A supervisory on-line tuned fuzzy logic based sliding mode control for robotics: An application to surgical robots

Ever since digital technology entered in the operating theater (OT) surgery has moved out through one of the big transformation on account of medical world and now we are foreseeing the era of digital OT. Robotic assisted surgery (RAS) is a way of technological development in the medical environment that uses robotic structure to assist in surgical measures. RAS was designed to beat the limitations of Minimal Invasive Surgery (MIS) and to improve the ability of medical doctor during surgery. The paper depicts the control methodology for surgical robots based on the combination of fuzzy logic control (FLC) with sliding mode control (SMC).

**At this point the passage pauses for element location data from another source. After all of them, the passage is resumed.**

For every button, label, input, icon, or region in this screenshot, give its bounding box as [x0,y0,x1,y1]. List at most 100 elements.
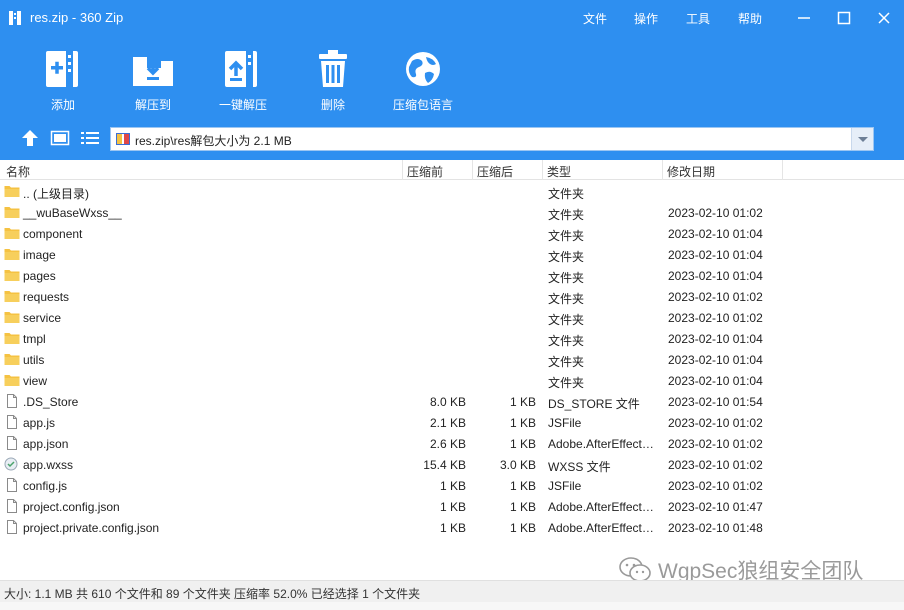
file-icon [4,436,20,450]
table-row[interactable]: project.private.config.json 1 KB 1 KB Adobe… [0,517,790,538]
col-packed-header[interactable]: 压缩前 [407,163,443,180]
row-type: JSFile [548,416,582,430]
extract-to-button[interactable]: 解压到 [113,48,193,113]
table-row[interactable]: app.wxss 15.4 KB 3.0 KB WXSS 文件 2023-02-10 0… [0,454,790,475]
row-name: requests [23,290,70,304]
row-modified: 2023-02-10 01:02 [668,458,763,472]
file-icon [4,394,20,408]
one-click-extract-button[interactable]: 一键解压 [203,48,283,113]
bottom-edge [0,602,904,610]
row-type: JSFile [548,479,582,493]
column-divider[interactable] [782,160,783,180]
row-name: __wuBaseWxss__ [23,206,122,220]
file-icon [4,499,20,513]
row-name: project.private.config.json [23,521,160,535]
row-modified: 2023-02-10 01:04 [668,332,763,346]
path-dropdown-icon[interactable] [851,128,873,150]
table-row[interactable]: image 文件夹 2023-02-10 01:04 [0,244,790,265]
close-icon[interactable] [874,8,894,28]
table-row[interactable]: project.config.json 1 KB 1 KB Adobe.AfterEf… [0,496,790,517]
row-name: utils [23,353,45,367]
table-row[interactable]: view 文件夹 2023-02-10 01:04 [0,370,790,391]
row-name: app.wxss [23,458,74,472]
extract-folder-icon [133,54,173,86]
one-click-extract-icon [225,51,257,87]
menu-operation[interactable]: 操作 [634,10,658,27]
status-bar: 大小: 1.1 MB 共 610 个文件和 89 个文件夹 压缩率 52.0% … [0,580,904,602]
row-type: WXSS 文件 [548,460,611,474]
thumbnail-view-icon[interactable] [50,128,70,148]
table-row[interactable]: requests 文件夹 2023-02-10 01:02 [0,286,790,307]
row-name: .DS_Store [23,395,79,409]
menu-file[interactable]: 文件 [583,10,607,27]
row-compressed-size: 1 KB [509,521,536,535]
table-row[interactable]: .. (上级目录) 文件夹 [0,181,790,202]
zip-app-icon [9,11,21,25]
list-header: 名称 压缩前 压缩后 类型 修改日期 [0,160,904,180]
table-row[interactable]: utils 文件夹 2023-02-10 01:04 [0,349,790,370]
column-divider[interactable] [472,160,473,180]
row-type: Adobe.AfterEffects.Script [548,521,658,535]
status-text: 大小: 1.1 MB 共 610 个文件和 89 个文件夹 压缩率 52.0% … [4,587,421,601]
row-type: 文件夹 [548,313,585,327]
table-row[interactable]: component 文件夹 2023-02-10 01:04 [0,223,790,244]
row-modified: 2023-02-10 01:04 [668,227,763,241]
path-text: res.zip\res解包大小为 2.1 MB [135,134,292,148]
row-packed-size: 2.6 KB [429,437,466,451]
col-compressed-header[interactable]: 压缩后 [477,163,513,180]
title-bar: res.zip - 360 Zip 文件 操作 工具 帮助 [0,0,904,36]
row-modified: 2023-02-10 01:04 [668,374,763,388]
row-modified: 2023-02-10 01:02 [668,479,763,493]
add-button[interactable]: 添加 [23,48,103,113]
col-name-header[interactable]: 名称 [6,163,30,180]
table-row[interactable]: config.js 1 KB 1 KB JSFile 2023-02-10 01:02 [0,475,790,496]
add-archive-icon [46,51,78,87]
row-modified: 2023-02-10 01:47 [668,500,763,514]
menu-tools[interactable]: 工具 [686,10,710,27]
column-divider[interactable] [542,160,543,180]
toolbar: 添加 解压到 一键解压 删除 压缩包语言 [0,36,904,118]
table-row[interactable]: app.js 2.1 KB 1 KB JSFile 2023-02-10 01:02 [0,412,790,433]
table-row[interactable]: tmpl 文件夹 2023-02-10 01:04 [0,328,790,349]
row-compressed-size: 1 KB [509,416,536,430]
archive-language-button[interactable]: 压缩包语言 [383,48,463,113]
maximize-icon[interactable] [834,8,854,28]
table-row[interactable]: .DS_Store 8.0 KB 1 KB DS_STORE 文件 2023-02-10… [0,391,790,412]
row-type: 文件夹 [548,292,585,306]
row-name: app.json [23,437,69,451]
row-name: app.js [23,416,56,430]
row-type: Adobe.AfterEffects.Script [548,500,658,514]
path-field[interactable]: res.zip\res解包大小为 2.1 MB [110,127,874,151]
table-row[interactable]: app.json 2.6 KB 1 KB Adobe.AfterEffects.Scr… [0,433,790,454]
row-modified: 2023-02-10 01:04 [668,248,763,262]
delete-button[interactable]: 删除 [293,48,373,113]
row-type: 文件夹 [548,271,585,285]
row-name: image [23,248,56,262]
archive-path-icon [116,133,130,145]
up-arrow-icon[interactable] [20,128,40,148]
row-type: 文件夹 [548,208,585,222]
row-name: tmpl [23,332,46,346]
row-type: 文件夹 [548,250,585,264]
delete-label: 删除 [320,98,345,112]
table-row[interactable]: __wuBaseWxss__ 文件夹 2023-02-10 01:02 [0,202,790,223]
window-title: res.zip - 360 Zip [30,10,124,25]
column-divider[interactable] [662,160,663,180]
column-divider[interactable] [402,160,403,180]
row-packed-size: 1 KB [439,500,466,514]
folder-icon [4,310,20,324]
col-modified-header[interactable]: 修改日期 [667,163,715,180]
row-name: .. (上级目录) [23,187,89,201]
globe-icon [406,52,440,86]
minimize-icon[interactable] [794,8,814,28]
table-row[interactable]: pages 文件夹 2023-02-10 01:04 [0,265,790,286]
row-type: 文件夹 [548,229,585,243]
one-click-label: 一键解压 [218,98,267,112]
folder-icon [4,331,20,345]
menu-help[interactable]: 帮助 [738,10,762,27]
row-name: component [23,227,83,241]
row-compressed-size: 1 KB [509,395,536,409]
table-row[interactable]: service 文件夹 2023-02-10 01:02 [0,307,790,328]
col-type-header[interactable]: 类型 [547,163,571,180]
list-view-icon[interactable] [80,128,100,148]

The appreciable features of SMC like simplicity in design and high degree of robustness motivate researchers to employ this methodology in robotics. Nevertheless, the destructive chattering phenomenon is circumvented by espousing FLC in SMC. Additionally, the output gain of fuzzy sliding mode control (FSMC) is online tuned by a supervisory fuzzy logic control (SFLC), which results in chattering diminution. System stability is investigated using Lyapunov theorem. All numerical simulations have been carried out using MATLAB tool for 2 DOF surgical robot manipulator formulated for high speed trajectory tracking and for the typical condition during surgery. Moreover, the performance has been validated in real-time using Opal-RT Lab simulator show the efficacy of the proposed methodology. The simulation as well as real time digital simulator (OP-4500) results of FSMC and supervisory fuzzy logic based sliding mode control (SFSMC) are compared with the conventional SMC which represents the improvement of control law for attainment of optimized results by rejecting perturbations and achieving the desired system performance within a specific band of operation.